Le président et chef de la direction de l’AQMAT partage les inquiétudes communiquées par son homologue du Conseil québécois du commerce de détail alors que s’amorce aujourd’hui les négociations du nouvel Accord de libre-échange nord-américain (ALÉNA) à Montréal sur les problèmes d’iniquité fiscale encore plus grands qui planent à l’horizon pour les détaillants du Québec. Les manufacturiers non Américains sont aussi à risque si l’ALENA disparaît ou est gravement amendée.
Lors d’un point de presse tenu dans un magasin de la bannière Sports Experts situé sur la rue Sainte-Catherine à Montréal, Léopold Turgeon, président-directeur général du CQCD, a abordé la question du seuil de minimis qu’il juge crucial pour le secteur du commerce de détail. Il s’agit du montant d’argent en-dessous duquel les produits achetés en ligne à l’extérieur du pays sont exempts de taxes et de frais de douane.
« Nous savons que le Canada subit des pressions pour augmenter son seuil de minimis de 20 $ à 800 $. Ce serait totalement inéquitable envers nos détaillants qui sont tenus de payer des droits de douanes, lorsqu’applicables, et de prélever les taxes. Si cela se concrétisait, des milliers de commerçants québécois et canadiens seraient fragilisés, voire même fermeraient leur commerce, surtout les PME » – Léopold Turgeon, PDG du CQCD.

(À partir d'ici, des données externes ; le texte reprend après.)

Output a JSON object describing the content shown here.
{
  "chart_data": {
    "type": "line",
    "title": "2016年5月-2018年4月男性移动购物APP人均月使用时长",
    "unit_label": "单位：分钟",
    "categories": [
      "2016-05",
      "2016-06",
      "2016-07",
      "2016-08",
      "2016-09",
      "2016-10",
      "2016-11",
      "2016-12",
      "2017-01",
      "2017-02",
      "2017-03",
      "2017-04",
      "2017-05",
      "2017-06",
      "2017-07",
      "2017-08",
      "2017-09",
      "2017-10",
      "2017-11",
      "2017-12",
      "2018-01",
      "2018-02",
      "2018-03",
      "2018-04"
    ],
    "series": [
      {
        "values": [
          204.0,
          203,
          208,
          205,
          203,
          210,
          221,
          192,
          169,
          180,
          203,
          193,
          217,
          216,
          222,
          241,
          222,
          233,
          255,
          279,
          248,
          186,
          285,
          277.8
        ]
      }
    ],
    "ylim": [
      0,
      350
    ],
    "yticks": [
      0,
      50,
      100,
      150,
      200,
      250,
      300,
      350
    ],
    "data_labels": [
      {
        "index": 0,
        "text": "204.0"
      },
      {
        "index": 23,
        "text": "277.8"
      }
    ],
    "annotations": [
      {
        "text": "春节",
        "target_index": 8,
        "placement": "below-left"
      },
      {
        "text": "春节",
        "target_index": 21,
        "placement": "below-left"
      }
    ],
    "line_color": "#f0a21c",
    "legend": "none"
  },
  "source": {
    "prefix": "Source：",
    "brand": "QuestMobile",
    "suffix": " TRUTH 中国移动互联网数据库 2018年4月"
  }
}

Selon une étude récente effectuée par l’économiste Pierre Emmanuel Paradis pour le CQCD, 86 % des produits achetés sur Internet ont une valeur inférieure à 200 $. Selon ces estimés, l’élimination du seuil de minimis pourrait mener à une perte allant de 700 millions de dollars à près de 1,6 milliard de dollars en taxes et frais de douane. Par conséquent, les détaillants québécois et canadiens ne pourraient être en mesure de concurrencer ceux des États-Unis. Cela viendrait inévitablement fragiliser les commerces d’ici, particulièrement les petites et moyennes entreprises.
Paul-André Goulet, propriétaire de la franchise Sports Experts, s’est également exprimé en rappelant l’iniquité que vivent présentement les détaillants, tout en présentant les dangers potentiels d’une hausse du seuil de minimis :
« Les entreprises de chez nous payent des tarifs douaniers sur les produits qu’elles importent et sont obligées de prélever les taxes à la consommation lors de la vente. Si le seuil de minimis est revu à la hausse, elles seront incapables d’être compétitives au niveau des prix en comparaison avec les compagnies américaines et mexicaines, qui ne connaitraient pas les mêmes contraintes lorsqu’elles pénètrent le marché canadien via internet » – Paul-André Goulet, propriétaire de la boutique Sports Experts de la rue Sainte-Catherine Ouest et d’une dizaine de magasins Sports Experts et Atmosphère.
Par ailleurs, le CQCD souhaite rappeler que l’Australie a baissé son seuil de minimis à zéro, après avoir expérimenté une augmentation à 1000 $, afin de s’assurer de la compétitivité de ses détaillants et de récupérer les pertes fiscales encourues. Le Canada devrait s’en inspirer et suivre cette tendance observée au sein d’autres pays membres de l’OCDE.
Impacts sur les manufacturiers québécois
Richard Darveau rappelle aussi à quel point les mécanismes de libération de la circulation des biens et des personnes que permet un accord de libre-échange sont devenus stratégiques pour nombre de manufacturiers d’ici : « Si on perd les mécanismes d’ouverture du marché continental avec les outils d’équité qu’un tel accord nous apporte, on place les opérateurs canadiens dans une situation plus handicapante pour leurs exportations ».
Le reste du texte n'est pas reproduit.